Library e-lending pilot loans new releases

Library e-lending pilot loans new releases

A year-long pilot for e-lending in public libraries is being launched today (3rd March), offering new releases and titles not available for e-lending elsewhere.

Library visitors in the four pilot areas - Peterborough, Newcastle, Windsor and Maidenhead, and Derbyshire – will be able to access a list of over 1,000 titles not currently on offer in other authorities for e-lending. This will include new releases, which will be phased in during the pilot year. Loans will be for either seven or 21-day periods.

The aim of the pilot is to “carry out real-time, real-world research into the impact of e-book lending in public libraries on authors, publishers and on the library service so that a suitable and sustainable model for all stakeholders can be found”.

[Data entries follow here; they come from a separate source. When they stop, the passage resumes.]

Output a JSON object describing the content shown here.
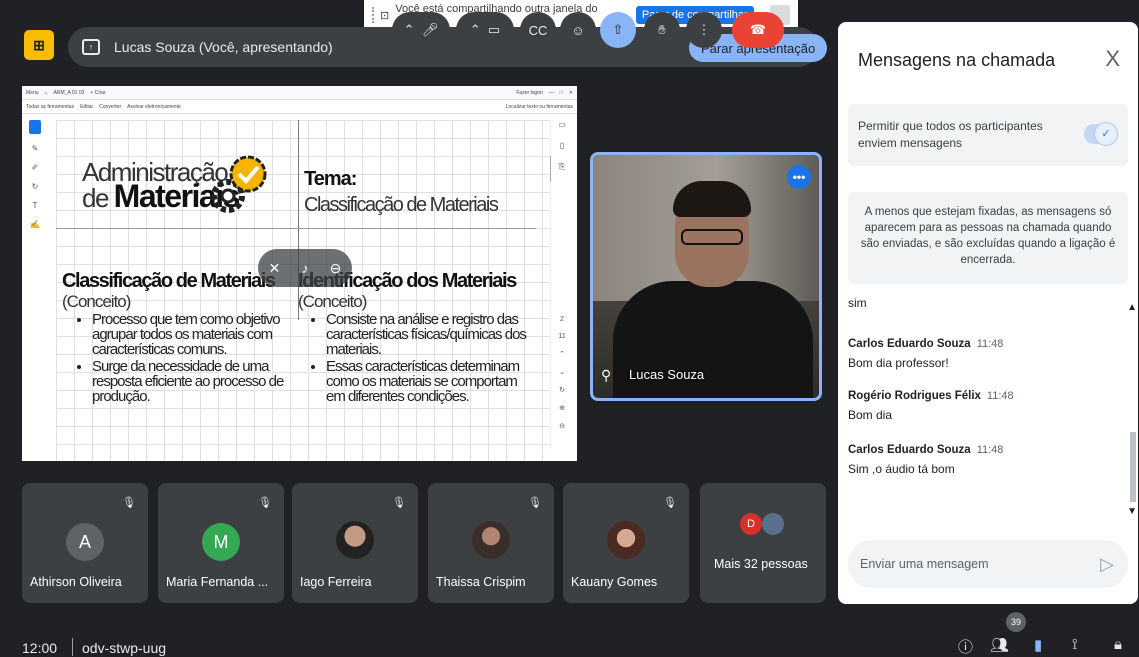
{
  "share_banner": {
    "text": "Você está compartilhando outra janela do aplicativo.",
    "stop_label": "Parar de compartilhar",
    "minimize_label": "_"
  },
  "presenter": {
    "name": "Lucas Souza (Você, apresentando)",
    "stop_label": "Parar apresentação"
  },
  "pdf": {
    "menu_text": "Menu",
    "file_name": "ARM_A 01 02",
    "new_tab": "+ Criar",
    "login": "Fazer logon",
    "tools_text": "Todas as ferramentas",
    "edit_text": "Editar",
    "convert_text": "Converter",
    "sign_text": "Assinar eletronicamente",
    "search_text": "Localizar texto ou ferramentas",
    "page_number": "2",
    "page_total": "11"
  },
  "slide": {
    "title_line1": "Administração",
    "title_line2_prefix": "de",
    "title_line2_bold": "Materiais",
    "tema_label": "Tema:",
    "tema_value": "Classificação de Materiais",
    "col1_heading": "Classificação de Materiais",
    "col1_sub": "(Conceito)",
    "col1_bullets": [
      "Processo que tem como objetivo agrupar todos os materiais com características comuns.",
      "Surge da necessidade de uma resposta eficiente ao processo de produção."
    ],
    "col2_heading": "Identificação dos Materiais",
    "col2_sub": "(Conceito)",
    "col2_bullets": [
      "Consiste na análise e registro das características físicas/químicas dos materiais.",
      "Essas características determinam como os materiais se comportam em diferentes condições."
    ]
  },
  "self_tile": {
    "name": "Lucas Souza"
  },
  "participants": [
    {
      "name": "Athirson Oliveira",
      "initial": "A",
      "color": "#5f6368"
    },
    {
      "name": "Maria Fernanda ...",
      "initial": "M",
      "color": "#34a853"
    },
    {
      "name": "Iago Ferreira",
      "initial": "",
      "color": "#3c4043"
    },
    {
      "name": "Thaissa Crispim",
      "initial": "",
      "color": "#3c4043"
    },
    {
      "name": "Kauany Gomes",
      "initial": "",
      "color": "#3c4043"
    }
  ],
  "more_people": {
    "label": "Mais 32 pessoas",
    "initial": "D"
  },
  "bottom_bar": {
    "time": "12:00",
    "meeting_code": "odv-stwp-uug",
    "participant_count": "39"
  },
  "chat": {
    "title": "Mensagens na chamada",
    "close_label": "X",
    "permission_text": "Permitir que todos os participantes enviem mensagens",
    "info_text": "A menos que estejam fixadas, as mensagens só aparecem para as pessoas na chamada quando são enviadas, e são excluídas quando a ligação é encerrada.",
    "messages": [
      {
        "sender": "",
        "time": "",
        "text": "sim"
      },
      {
        "sender": "Carlos Eduardo Souza",
        "time": "11:48",
        "text": "Bom dia professor!"
      },
      {
        "sender": "Rogério Rodrigues Félix",
        "time": "11:48",
        "text": "Bom dia"
      },
      {
        "sender": "Carlos Eduardo Souza",
        "time": "11:48",
        "text": "Sim ,o áudio  tá bom"
      }
    ],
    "input_placeholder": "Enviar uma mensagem"
  },
  "colors": {
    "background": "#202124",
    "accent_blue": "#8ab4f8",
    "brand_yellow": "#fbbc04",
    "end_call_red": "#ea4335"
  }
}
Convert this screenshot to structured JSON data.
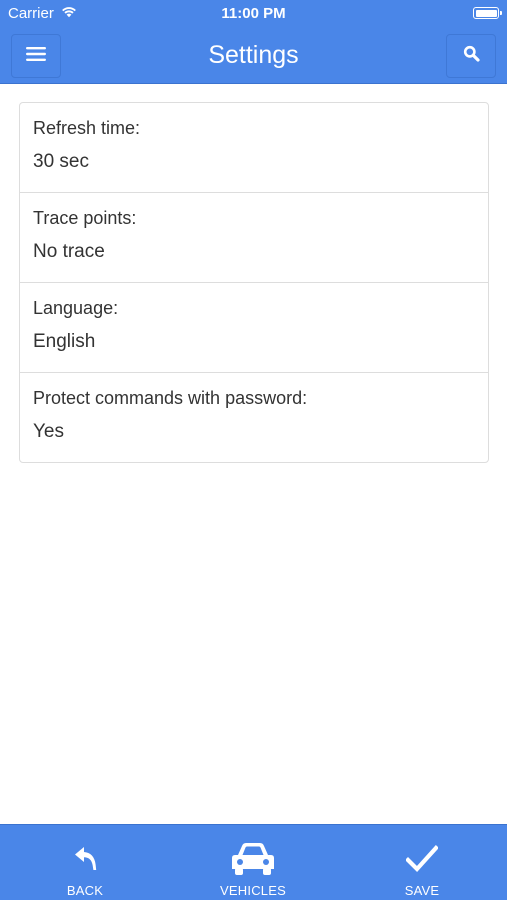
{
  "status_bar": {
    "carrier": "Carrier",
    "time": "11:00 PM"
  },
  "header": {
    "title": "Settings",
    "menu_icon": "hamburger-menu-icon",
    "search_icon": "search-icon"
  },
  "settings": [
    {
      "label": "Refresh time:",
      "value": "30 sec"
    },
    {
      "label": "Trace points:",
      "value": "No trace"
    },
    {
      "label": "Language:",
      "value": "English"
    },
    {
      "label": "Protect commands with password:",
      "value": "Yes"
    }
  ],
  "tab_bar": {
    "back": {
      "label": "BACK",
      "icon": "back-arrow-icon"
    },
    "vehicles": {
      "label": "VEHICLES",
      "icon": "car-icon"
    },
    "save": {
      "label": "SAVE",
      "icon": "checkmark-icon"
    }
  },
  "colors": {
    "primary": "#4a86e8",
    "text": "#333333",
    "border": "#dddddd"
  }
}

The pilots are being launched as a result of the Sieghart Review into public library e-lending, which called for a series of pilots to gather evidence on how e-book lending could be expanded and the impact it would have on libraries, publishers and retailers.

Sieghart Review author William Sieghart said the pilots were an “important step”.

“The digital revolution in the UK publishing industry is going to transform the way books are borrowed, and it is vital that libraries explore how to make e-lending practical for their customers,” he continued.

Stephen Page, c.e.o. and publisher at Faber & Faber said the pilots would bring “further clarity for all parties - including authors, agents, publishers and librarians - of the effects of remote lending for e-books”.

He said: “The market is in its early stages and finding a model for the public library service that allows readers access but does not endanger authors' earnings is important and we hope these pilots will be a step towards that."

Society of Chief Librarians (SCL) president Janene Cox said the pilots would be “the first step in what will hopefully be an excellent result for libraries as we are able to offer more e-book loans across the country”.

Richard Mollet, c.e.o. of the Publishers Association (PA) said:  “Many publishers are already involved in e-lending through public libraries, but this pilot programme will further improve our understanding of the impact of e-lending. Reaching readers and being aware of customers’ changing needs are key priorities for publishers, as is ensuring that any e-lending scheme is commercially viable. It is hoped that these pilots will allow for sustainable models to be identified.”

A grant of £40,000 to fund the research has been made by the British Library Trust to the SCL, which is partnering with the PA on the project.